Ваня силился понять: «Как же это он так? Да как же он мог?» И, пытаясь найти ему хоть какое-нибудь оправдание, жадно улавливал все, что шептали рядом солдаты. Будто местный он, дезертир этот, из каких-то недальних отсюда краев. Вот и не выдержал, потянуло домой. Без родного аула не выдержал, без гор своих, без снежных вершин, что маячили позади, за спиной, без лесов. По коню, наверное, затосковал, по жене, по детишкам своим, по друзьям — таким же, как он. Без воли больше не смог, без привычных простора и своеволия. Там, в горах, где чуял себя, должно быть, орлом, хозяином чуял себя, возможно, и был он самым первым джигитом, сорвиголовой, удальцом, а вот здесь, затерявшись в толпе, в бесконечной общей беде, под началом других, среди непонятных ему и чужих… Нет, не смог больше он…

Однако презрения, ненависти к смертнику Ваня, мамин сынок, книжный червь, вчерашний школьник, нет, так тогда и не ощутил.

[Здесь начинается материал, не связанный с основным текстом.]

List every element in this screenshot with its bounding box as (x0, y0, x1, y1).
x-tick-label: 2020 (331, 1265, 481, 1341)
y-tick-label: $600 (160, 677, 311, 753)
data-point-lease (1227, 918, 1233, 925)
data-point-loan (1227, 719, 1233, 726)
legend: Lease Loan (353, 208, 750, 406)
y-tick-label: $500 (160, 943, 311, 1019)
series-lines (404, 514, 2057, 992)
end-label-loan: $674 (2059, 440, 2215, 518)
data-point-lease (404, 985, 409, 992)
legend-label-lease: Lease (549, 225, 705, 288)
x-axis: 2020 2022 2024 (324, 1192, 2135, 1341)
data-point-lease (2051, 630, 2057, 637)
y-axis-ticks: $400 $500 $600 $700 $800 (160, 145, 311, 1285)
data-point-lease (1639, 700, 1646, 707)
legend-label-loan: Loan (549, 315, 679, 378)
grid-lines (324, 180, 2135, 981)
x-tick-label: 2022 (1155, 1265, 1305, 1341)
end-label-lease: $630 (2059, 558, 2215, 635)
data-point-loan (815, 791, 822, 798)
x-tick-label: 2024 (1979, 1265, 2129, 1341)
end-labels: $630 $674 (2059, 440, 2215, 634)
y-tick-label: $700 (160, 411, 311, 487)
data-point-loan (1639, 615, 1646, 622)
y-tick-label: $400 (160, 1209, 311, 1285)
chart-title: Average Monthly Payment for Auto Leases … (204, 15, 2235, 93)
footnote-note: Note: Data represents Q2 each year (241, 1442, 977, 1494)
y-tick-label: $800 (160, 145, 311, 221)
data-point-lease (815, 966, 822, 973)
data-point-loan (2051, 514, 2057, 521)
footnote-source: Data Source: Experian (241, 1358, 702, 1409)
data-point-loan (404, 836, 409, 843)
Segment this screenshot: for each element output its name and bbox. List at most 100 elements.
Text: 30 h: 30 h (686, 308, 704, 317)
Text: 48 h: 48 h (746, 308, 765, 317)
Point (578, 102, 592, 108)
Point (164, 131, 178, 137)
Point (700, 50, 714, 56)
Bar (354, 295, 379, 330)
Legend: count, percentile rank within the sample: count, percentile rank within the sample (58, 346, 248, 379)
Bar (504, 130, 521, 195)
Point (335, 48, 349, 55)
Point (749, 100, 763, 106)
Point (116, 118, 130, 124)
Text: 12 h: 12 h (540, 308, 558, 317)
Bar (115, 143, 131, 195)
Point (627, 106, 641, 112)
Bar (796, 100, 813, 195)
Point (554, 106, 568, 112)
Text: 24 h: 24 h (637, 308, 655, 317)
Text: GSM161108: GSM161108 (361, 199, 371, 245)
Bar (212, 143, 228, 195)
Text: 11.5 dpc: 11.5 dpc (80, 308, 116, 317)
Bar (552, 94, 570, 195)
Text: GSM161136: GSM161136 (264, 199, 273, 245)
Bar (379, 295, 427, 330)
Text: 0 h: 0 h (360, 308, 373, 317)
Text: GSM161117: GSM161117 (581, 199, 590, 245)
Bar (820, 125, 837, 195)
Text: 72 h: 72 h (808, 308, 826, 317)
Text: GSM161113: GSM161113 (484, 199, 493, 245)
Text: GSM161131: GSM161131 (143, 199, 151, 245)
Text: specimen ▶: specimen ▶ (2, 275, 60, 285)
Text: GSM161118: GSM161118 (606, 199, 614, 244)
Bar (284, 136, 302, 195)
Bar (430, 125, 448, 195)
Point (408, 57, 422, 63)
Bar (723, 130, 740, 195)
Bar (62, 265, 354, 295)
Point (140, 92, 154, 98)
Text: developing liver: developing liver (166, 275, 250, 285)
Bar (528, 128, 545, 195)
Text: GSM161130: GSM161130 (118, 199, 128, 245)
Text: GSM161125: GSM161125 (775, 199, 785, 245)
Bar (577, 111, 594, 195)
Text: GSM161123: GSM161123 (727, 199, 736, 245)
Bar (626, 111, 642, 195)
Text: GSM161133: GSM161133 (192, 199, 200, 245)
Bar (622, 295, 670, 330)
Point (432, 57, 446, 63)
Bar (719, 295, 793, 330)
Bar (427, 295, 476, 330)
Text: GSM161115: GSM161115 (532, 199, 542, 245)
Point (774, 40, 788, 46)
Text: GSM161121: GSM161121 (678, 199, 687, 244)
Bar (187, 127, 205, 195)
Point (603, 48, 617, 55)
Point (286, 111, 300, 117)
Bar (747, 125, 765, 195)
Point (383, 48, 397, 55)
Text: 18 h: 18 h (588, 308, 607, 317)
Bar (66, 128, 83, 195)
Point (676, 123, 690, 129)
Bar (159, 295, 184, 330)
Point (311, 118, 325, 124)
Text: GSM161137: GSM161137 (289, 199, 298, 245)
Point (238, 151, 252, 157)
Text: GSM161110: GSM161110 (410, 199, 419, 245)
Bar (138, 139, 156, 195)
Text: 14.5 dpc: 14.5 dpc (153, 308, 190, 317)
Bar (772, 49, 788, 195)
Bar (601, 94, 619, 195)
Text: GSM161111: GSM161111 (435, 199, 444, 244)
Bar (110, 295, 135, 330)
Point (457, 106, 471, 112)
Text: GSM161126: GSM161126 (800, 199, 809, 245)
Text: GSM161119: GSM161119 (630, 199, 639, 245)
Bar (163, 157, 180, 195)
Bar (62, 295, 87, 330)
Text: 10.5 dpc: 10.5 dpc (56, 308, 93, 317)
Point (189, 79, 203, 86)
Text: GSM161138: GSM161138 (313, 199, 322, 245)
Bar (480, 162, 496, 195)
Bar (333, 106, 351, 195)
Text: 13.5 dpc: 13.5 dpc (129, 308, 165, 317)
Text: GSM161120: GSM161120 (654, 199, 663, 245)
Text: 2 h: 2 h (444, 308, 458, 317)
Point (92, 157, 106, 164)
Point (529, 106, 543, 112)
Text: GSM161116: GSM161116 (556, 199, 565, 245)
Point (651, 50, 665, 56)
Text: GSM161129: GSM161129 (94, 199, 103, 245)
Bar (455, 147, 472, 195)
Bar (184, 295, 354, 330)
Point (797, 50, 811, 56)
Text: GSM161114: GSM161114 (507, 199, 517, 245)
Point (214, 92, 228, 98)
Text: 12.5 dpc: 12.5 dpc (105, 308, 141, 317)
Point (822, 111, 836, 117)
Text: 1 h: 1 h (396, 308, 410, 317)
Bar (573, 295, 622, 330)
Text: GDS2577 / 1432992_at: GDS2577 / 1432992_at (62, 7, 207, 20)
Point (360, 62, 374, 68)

Да и как он мог к своему, пусть провинившемуся, но своему, чувствовать то, чем по-настоящему еще не проникся даже к немцам — врагам своим лютым. Да он этих немцев тогда ни разу еще и не видывал, и сам их не бил, и они его, лично его покуда не били. А за родину свою, за страну, за народ, в их незыблемости, в бесконечности их судеб он по своим еще детским цельности и наивности как-то исподволь, бездумно был абсолютно уверен и даже беспечно спокоен. И тревоги такой — что ворог родину, народ его изведет — с начала войны у него ни разу не проскользнуло. Сказались и школа, к книги, и, конечно, кино — все непременно победные. Но и не только они. Ваня Изюмов, как и все, кто жил на огромной, бескрайней российской земле, уходящей корнями куда-то в века, летящей упрямо куда-то в века, чуял, верил, каждой клеточкой, каждой жертвой, уже принесенной, предчувствием тех, что еще принесет, врем своим неимоверным потрясением, ожиданием и тоской знал, что будет, придет неизбежно победа, сгинет с родной земли супостат, непременно расколотят его в пух и прах. Это было уже и не сознание даже, и не вера, а что-то еще, куда более глубинное, исконное, что за тысячу лет всосалось, впиталось во всех россиян — от океана до океана, и малых, и старых, в их память, в их кровь и плоть. И потому, слепо уверенный во что бы то ни стало в конечной победе, Ваня до поры до времени был великодушен и добр, он даже этого дезертира и то готов был простить.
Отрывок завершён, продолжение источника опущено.